Il Lago d’Iseo nasconde tra le sue acque storie di bellezza e di abbandono, raccontate dalle strutture che un tempo vibravano di vita e ora giacciono in silenzio. Tra queste, le Palafitte di Sulzano emergono come simboli di potenziale inespresso e di speranze di rilancio ancora in sospeso. Un tempo, queste strutture, accessibili sia da terra che navigando sul lago, brillavano come ristorante di fascia alta e discoteca, prima di cadere in rovina dopo la chiusura nel 2014. La loro storia ha conosciuto momenti di riflettori internazionali quando, nel 2016, durante l’evento Floating Piers, ospitarono la mostra del fotografo Wolfgang Volz, testimoniando la possibilità di una rinascita che, tuttavia, si è dimostrata effimera.
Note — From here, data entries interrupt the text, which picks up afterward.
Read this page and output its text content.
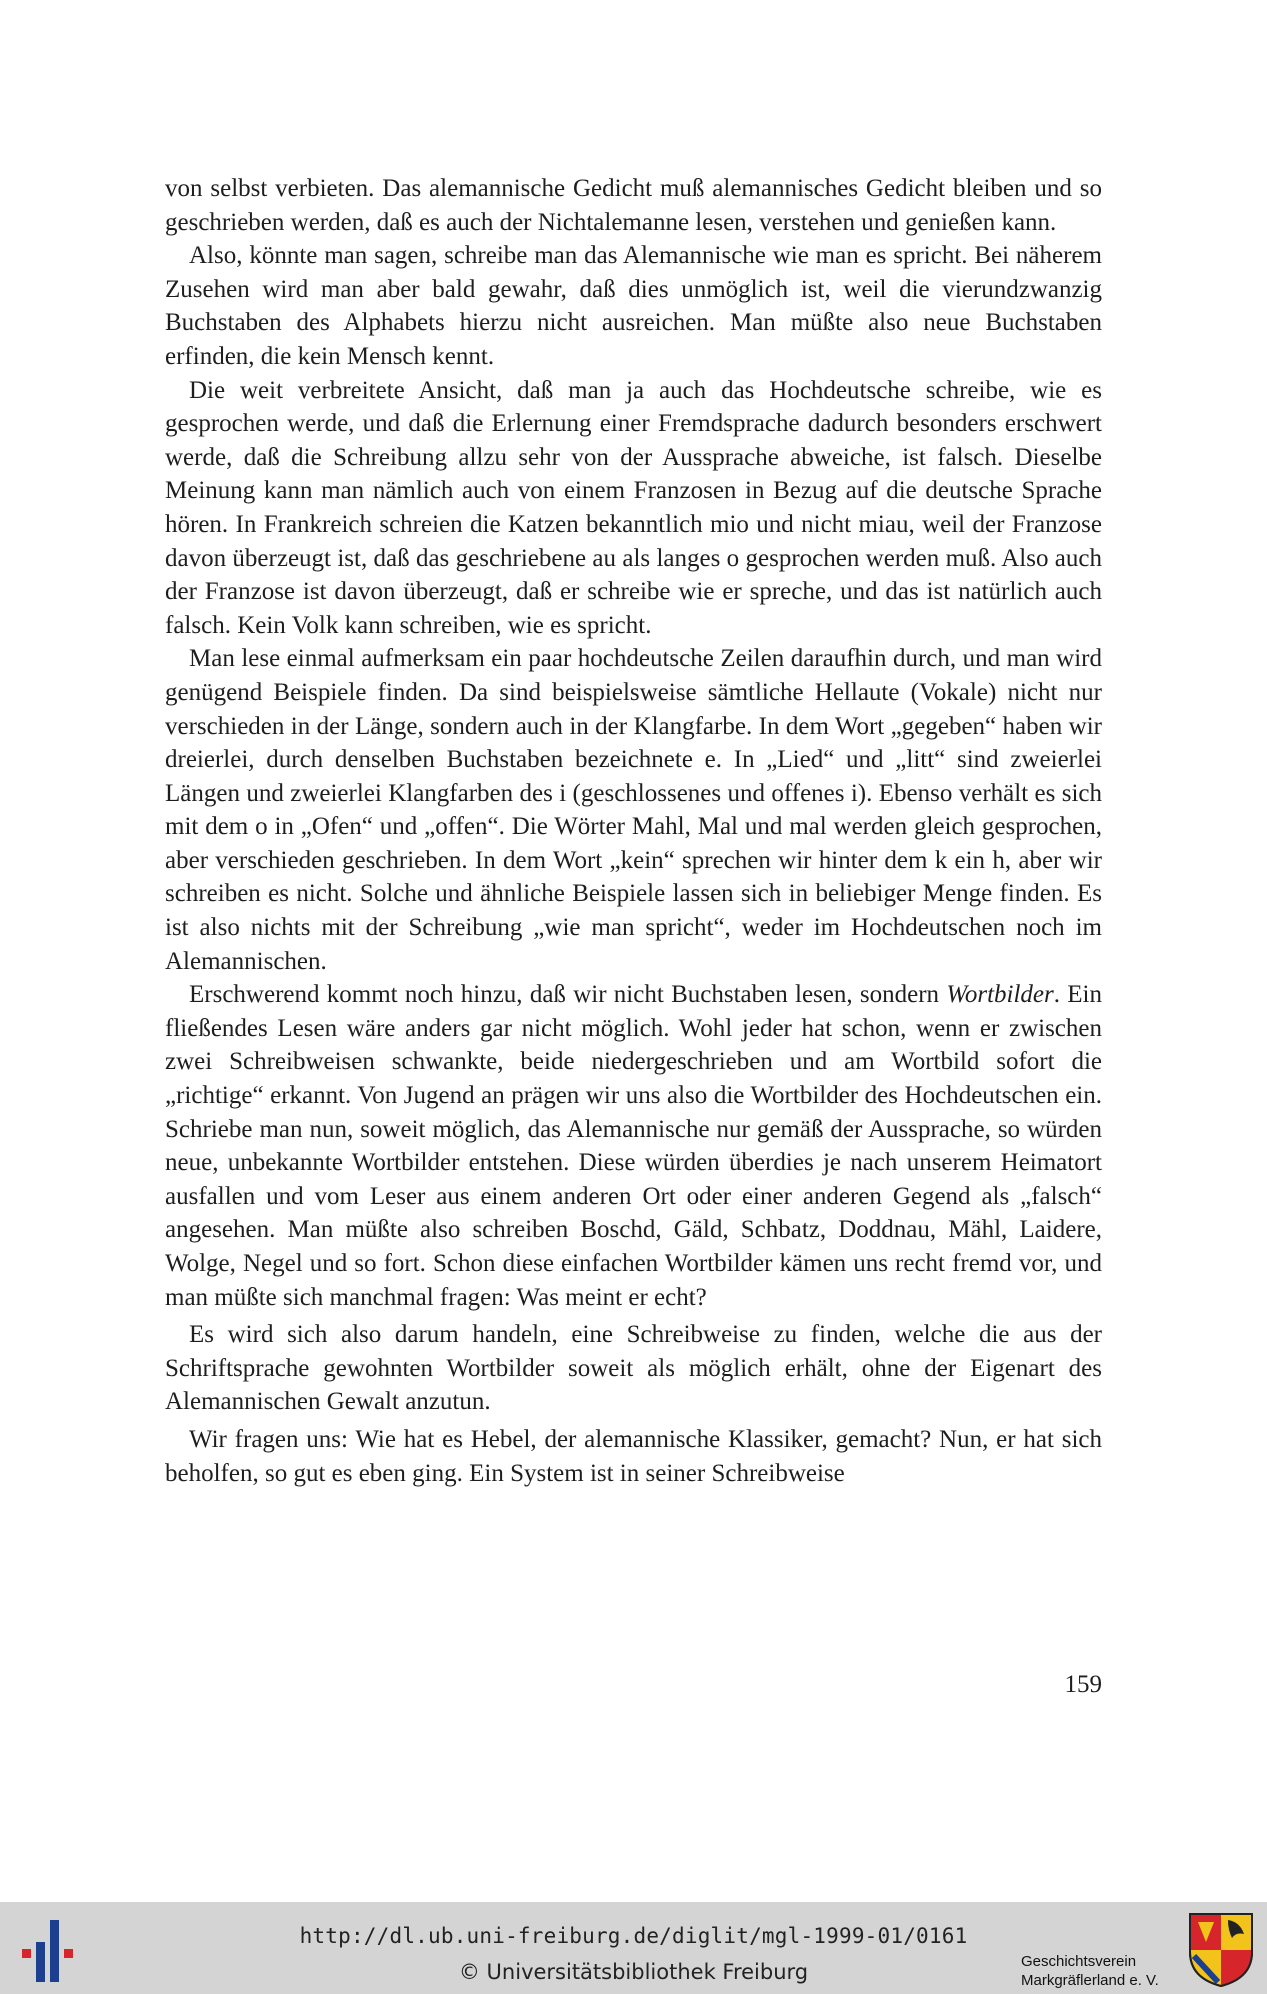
von selbst verbieten. Das alemannische Gedicht muß alemannisches Gedicht bleiben und so geschrieben werden, daß es auch der Nichtalemanne lesen, verstehen und genießen kann.

Also, könnte man sagen, schreibe man das Alemannische wie man es spricht. Bei näherem Zusehen wird man aber bald gewahr, daß dies unmöglich ist, weil die vierundzwanzig Buchstaben des Alphabets hierzu nicht ausreichen. Man müßte also neue Buchstaben erfinden, die kein Mensch kennt.

Die weit verbreitete Ansicht, daß man ja auch das Hochdeutsche schreibe, wie es gesprochen werde, und daß die Erlernung einer Fremdsprache dadurch besonders erschwert werde, daß die Schreibung allzu sehr von der Aussprache abweiche, ist falsch. Dieselbe Meinung kann man nämlich auch von einem Franzosen in Bezug auf die deutsche Sprache hören. In Frankreich schreien die Katzen bekanntlich mio und nicht miau, weil der Franzose davon überzeugt ist, daß das geschriebene au als langes o gesprochen werden muß. Also auch der Franzose ist davon überzeugt, daß er schreibe wie er spreche, und das ist natürlich auch falsch. Kein Volk kann schreiben, wie es spricht.

Man lese einmal aufmerksam ein paar hochdeutsche Zeilen daraufhin durch, und man wird genügend Beispiele finden. Da sind beispielsweise sämtliche Hellaute (Vokale) nicht nur verschieden in der Länge, sondern auch in der Klangfarbe. In dem Wort „gegeben“ haben wir dreierlei, durch denselben Buchstaben bezeichnete e. In „Lied“ und „litt“ sind zweierlei Längen und zweierlei Klangfarben des i (geschlossenes und offenes i). Ebenso verhält es sich mit dem o in „Ofen“ und „offen“. Die Wörter Mahl, Mal und mal werden gleich gesprochen, aber verschieden geschrieben. In dem Wort „kein“ sprechen wir hinter dem k ein h, aber wir schreiben es nicht. Solche und ähnliche Beispiele lassen sich in beliebiger Menge finden. Es ist also nichts mit der Schreibung „wie man spricht“, weder im Hochdeutschen noch im Alemannischen.

Erschwerend kommt noch hinzu, daß wir nicht Buchstaben lesen, sondern Wortbilder. Ein fließendes Lesen wäre anders gar nicht möglich. Wohl jeder hat schon, wenn er zwischen zwei Schreibweisen schwankte, beide niedergeschrieben und am Wortbild sofort die „richtige“ erkannt. Von Jugend an prägen wir uns also die Wortbilder des Hochdeutschen ein. Schriebe man nun, soweit möglich, das Alemannische nur gemäß der Aussprache, so würden neue, unbekannte Wortbilder entstehen. Diese würden überdies je nach unserem Heimatort ausfallen und vom Leser aus einem anderen Ort oder einer anderen Gegend als „falsch“ angesehen. Man müßte also schreiben Boschd, Gäld, Schbatz, Doddnau, Mähl, Laidere, Wolge, Negel und so fort. Schon diese einfachen Wortbilder kämen uns recht fremd vor, und man müßte sich manchmal fragen: Was meint er echt?

Es wird sich also darum handeln, eine Schreibweise zu finden, welche die aus der Schriftsprache gewohnten Wortbilder soweit als möglich erhält, ohne der Eigenart des Alemannischen Gewalt anzutun.

Wir fragen uns: Wie hat es Hebel, der alemannische Klassiker, gemacht? Nun, er hat sich beholfen, so gut es eben ging. Ein System ist in seiner Schreibweise

159
http://dl.ub.uni-freiburg.de/diglit/mgl-1999-01/0161
© Universitätsbibliothek Freiburg	Geschichtsverein
Markgräflerland e. V.
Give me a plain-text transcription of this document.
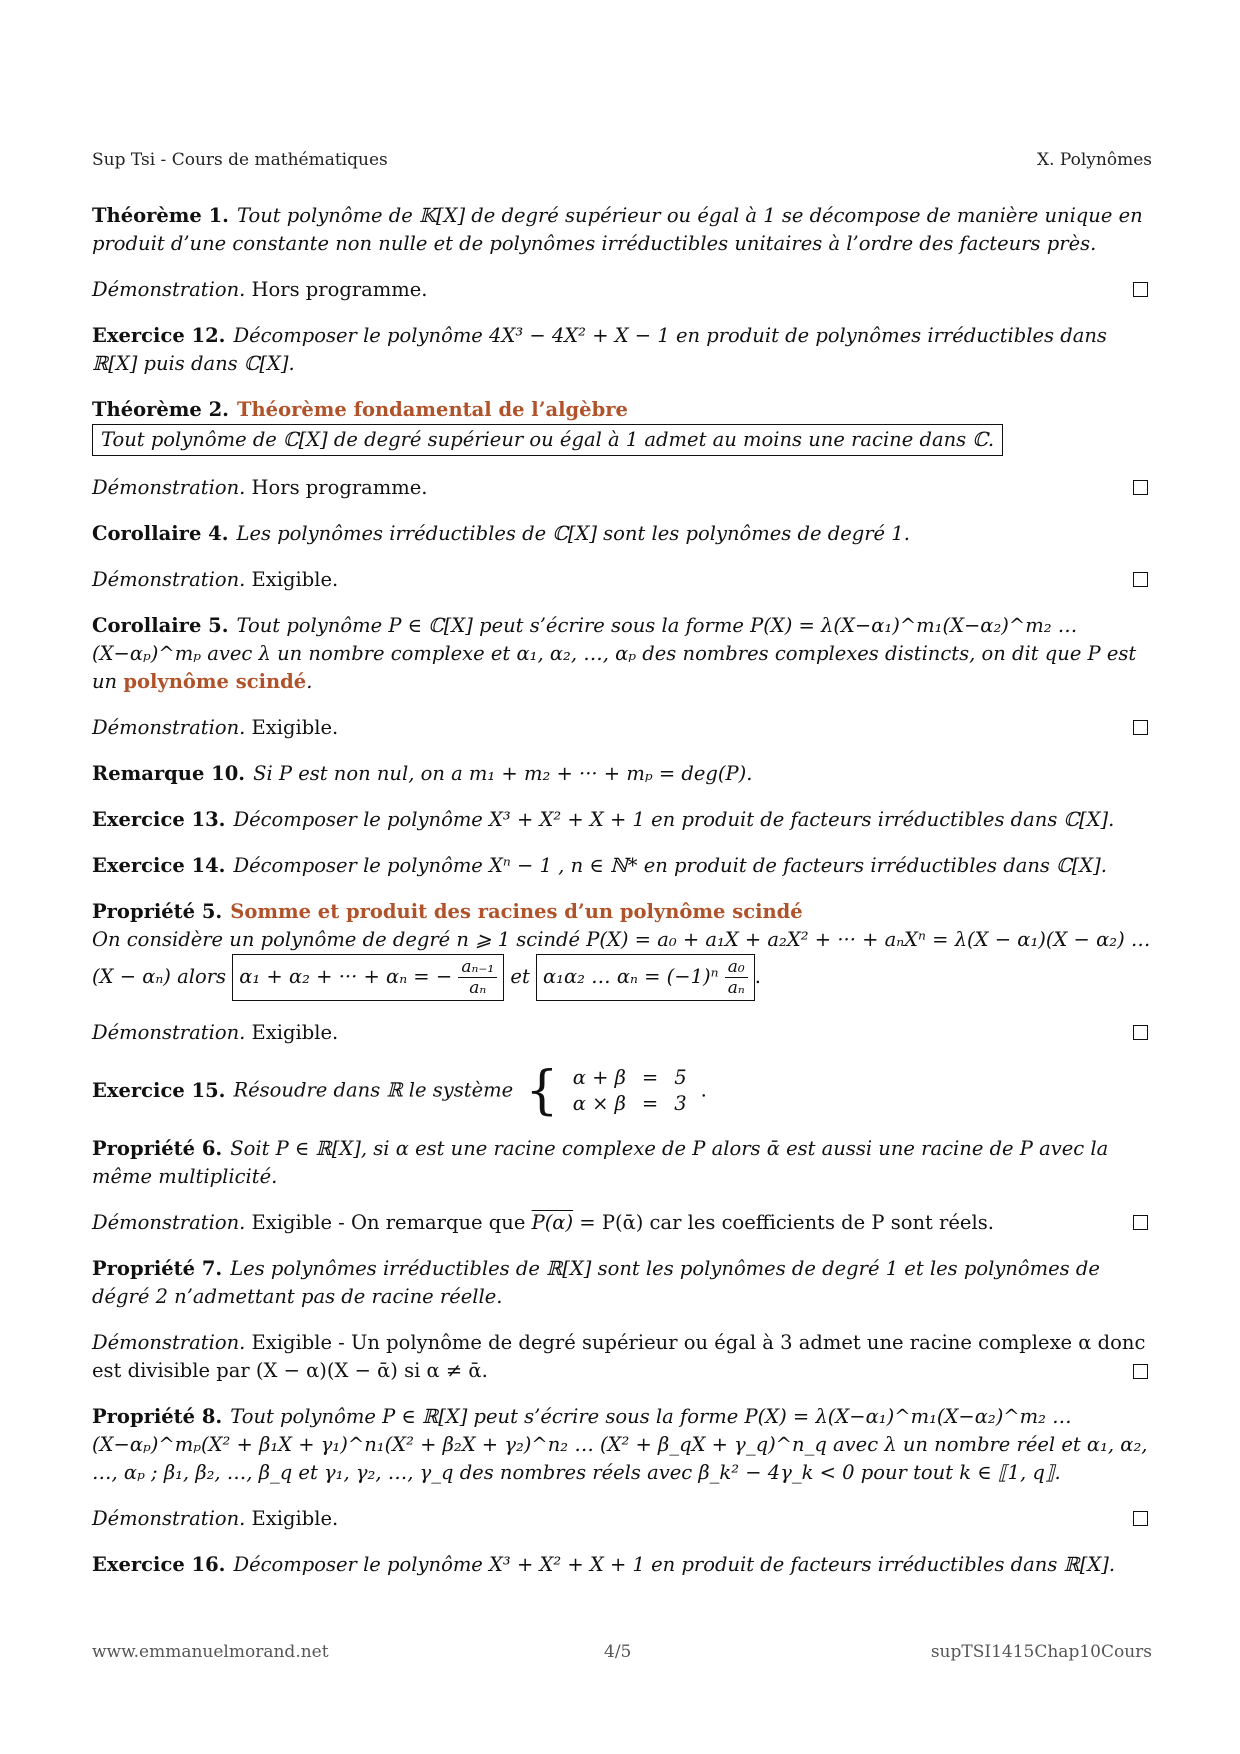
Sup Tsi - Cours de mathématiques	X. Polynômes
Théorème 1. Tout polynôme de 𝕂[X] de degré supérieur ou égal à 1 se décompose de manière unique en produit d’une constante non nulle et de polynômes irréductibles unitaires à l’ordre des facteurs près.
Démonstration. Hors programme.
Exercice 12. Décomposer le polynôme 4X³ − 4X² + X − 1 en produit de polynômes irréductibles dans ℝ[X] puis dans ℂ[X].
Théorème 2. Théorème fondamental de l’algèbre
Tout polynôme de ℂ[X] de degré supérieur ou égal à 1 admet au moins une racine dans ℂ.
Démonstration. Hors programme.
Corollaire 4. Les polynômes irréductibles de ℂ[X] sont les polynômes de degré 1.
Démonstration. Exigible.
Corollaire 5. Tout polynôme P ∈ ℂ[X] peut s’écrire sous la forme P(X) = λ(X−α₁)^m₁(X−α₂)^m₂ … (X−αₚ)^mₚ avec λ un nombre complexe et α₁, α₂, …, αₚ des nombres complexes distincts, on dit que P est un polynôme scindé.
Démonstration. Exigible.
Remarque 10. Si P est non nul, on a m₁ + m₂ + ··· + mₚ = deg(P).
Exercice 13. Décomposer le polynôme X³ + X² + X + 1 en produit de facteurs irréductibles dans ℂ[X].
Exercice 14. Décomposer le polynôme Xⁿ − 1 , n ∈ ℕ* en produit de facteurs irréductibles dans ℂ[X].
Propriété 5. Somme et produit des racines d’un polynôme scindé
On considère un polynôme de degré n ⩾ 1 scindé P(X) = a₀ + a₁X + a₂X² + ··· + aₙXⁿ = λ(X − α₁)(X − α₂) … (X − αₙ) alors α₁ + α₂ + ··· + αₙ = − $\frac{\text{aₙ₋₁}}{\text{aₙ}}$ et α₁α₂ … $\alpha_n = (-1)^n \frac{\text{a₀}}{\text{aₙ}}$ .
Démonstration. Exigible.
Exercice 15. Résoudre dans ℝ le système { α + β	=	5
α × β	=	3.
Propriété 6. Soit P ∈ ℝ[X], si α est une racine complexe de P alors ᾱ est aussi une racine de P avec la même multiplicité.
Démonstration. Exigible - On remarque que P(α) = P(ᾱ) car les coefficients de P sont réels.
Propriété 7. Les polynômes irréductibles de ℝ[X] sont les polynômes de degré 1 et les polynômes de dégré 2 n’admettant pas de racine réelle.
Démonstration. Exigible - Un polynôme de degré supérieur ou égal à 3 admet une racine complexe α donc est divisible par (X − α)(X − ᾱ) si α ≠ ᾱ.
Propriété 8. Tout polynôme P ∈ ℝ[X] peut s’écrire sous la forme P(X) = λ(X−α₁)^m₁(X−α₂)^m₂ … (X−αₚ)^mₚ(X² + β₁X + γ₁)^n₁(X² + β₂X + γ₂)^n₂ … (X² + β_qX + γ_q)^n_q avec λ un nombre réel et α₁, α₂, …, αₚ ; β₁, β₂, …, β_q et γ₁, γ₂, …, γ_q des nombres réels avec β_k² − 4γ_k < 0 pour tout k ∈ ⟦1, q⟧.
Démonstration. Exigible.
Exercice 16. Décomposer le polynôme X³ + X² + X + 1 en produit de facteurs irréductibles dans ℝ[X].
www.emmanuelmorand.net	4/5	supTSI1415Chap10Cours
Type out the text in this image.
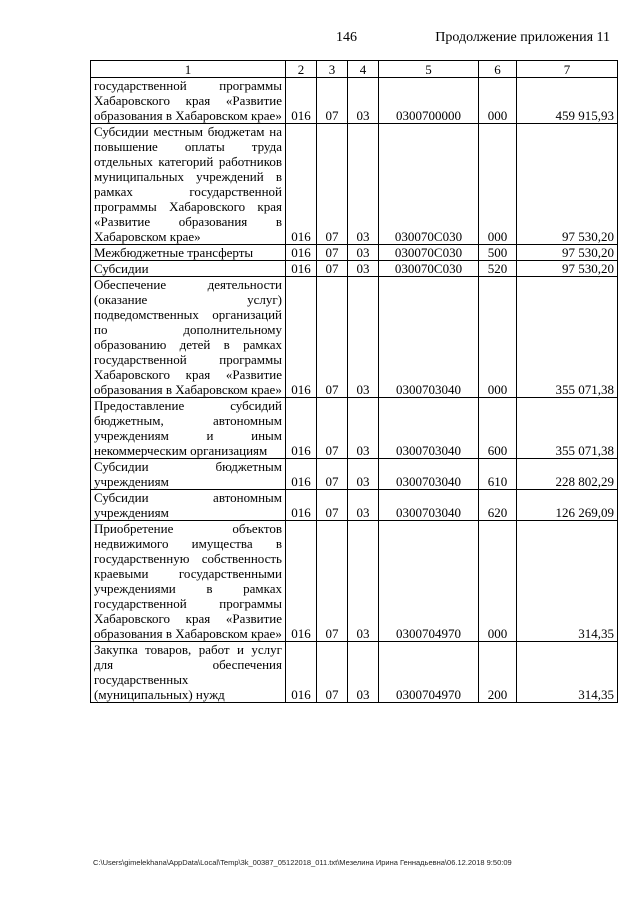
146	Продолжение приложения 11
1	2	3	4	5	6	7
государственной программы Хабаровского края «Развитие образования в Хабаровском крае»	016	07	03	0300700000	000	459 915,93
Субсидии местным бюджетам на повышение оплаты труда отдельных категорий работников муниципальных учреждений в рамках государственной программы Хабаровского края «Развитие образования в Хабаровском крае»	016	07	03	030070С030	000	97 530,20
Межбюджетные трансферты	016	07	03	030070С030	500	97 530,20
Субсидии	016	07	03	030070С030	520	97 530,20
Обеспечение деятельности (оказание услуг) подведомственных организаций по дополнительному образованию детей в рамках государственной программы Хабаровского края «Развитие образования в Хабаровском крае»	016	07	03	0300703040	000	355 071,38
Предоставление субсидий бюджетным, автономным учреждениям и иным некоммерческим организациям	016	07	03	0300703040	600	355 071,38
Субсидии бюджетным учреждениям	016	07	03	0300703040	610	228 802,29
Субсидии автономным учреждениям	016	07	03	0300703040	620	126 269,09
Приобретение объектов недвижимого имущества в государственную собственность краевыми государственными учреждениями в рамках государственной программы Хабаровского края «Развитие образования в Хабаровском крае»	016	07	03	0300704970	000	314,35
Закупка товаров, работ и услуг для обеспечения государственных (муниципальных) нужд	016	07	03	0300704970	200	314,35
C:\Users\gimelekhana\AppData\Local\Temp\3k_00387_05122018_011.txt\Мезелина Ирина Геннадьевна\06.12.2018 9:50:09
Nonostante le promesse del 2019 fatte dall’Autorità di Bacino del Lago d’Iseo riguardo la ricerca di un nuovo gestore che avrebbe dovuto assicurare un futuro alle Palafitte, l’attesa per una soluzione si protrae. L’amministrazione comunale di Sulzano si è mostrata aperta a collaborare per il rilancio, lavorando su un “grande progetto” di cui, però, non si sono ancora visti i frutti. La situazione di stallo riflette una più ampia problematica di valorizzazione e recupero del patrimonio architettonico e ambientale del Sebino, come evidenziato anche dalla condizione di abbandono del promontorio di Montecolino, chiuso al pubblico da oltre vent’anni.
Questi luoghi, insieme alle vecchie strutture industriali della Caproni e della N&K vicino a Montecolino, rappresentano un patrimonio di archeologia industriale ancora intrappolato tra le maglie del pericolo amianto e dell’incuria. Nonostante siano stati temporaneamente riaperti per supportare la realizzazione della passerella di Christo, testimoniano la difficoltà degli amministratori locali nel bilanciare lo sviluppo con la tutela dell’integrità paesaggistica e storica del lago. La critica di Dario Balotta, presidente del Circolo Legambiente Basso Sebino, punta il dito contro la tendenza a privilegiare investimenti in nuove opere che, pur di attrarre turismo e interesse, rischiano di compromettere l’autenticità e la bellezza naturale del lago, come nel caso del “teatro balneare” di Sulzano e altri progetti controversi.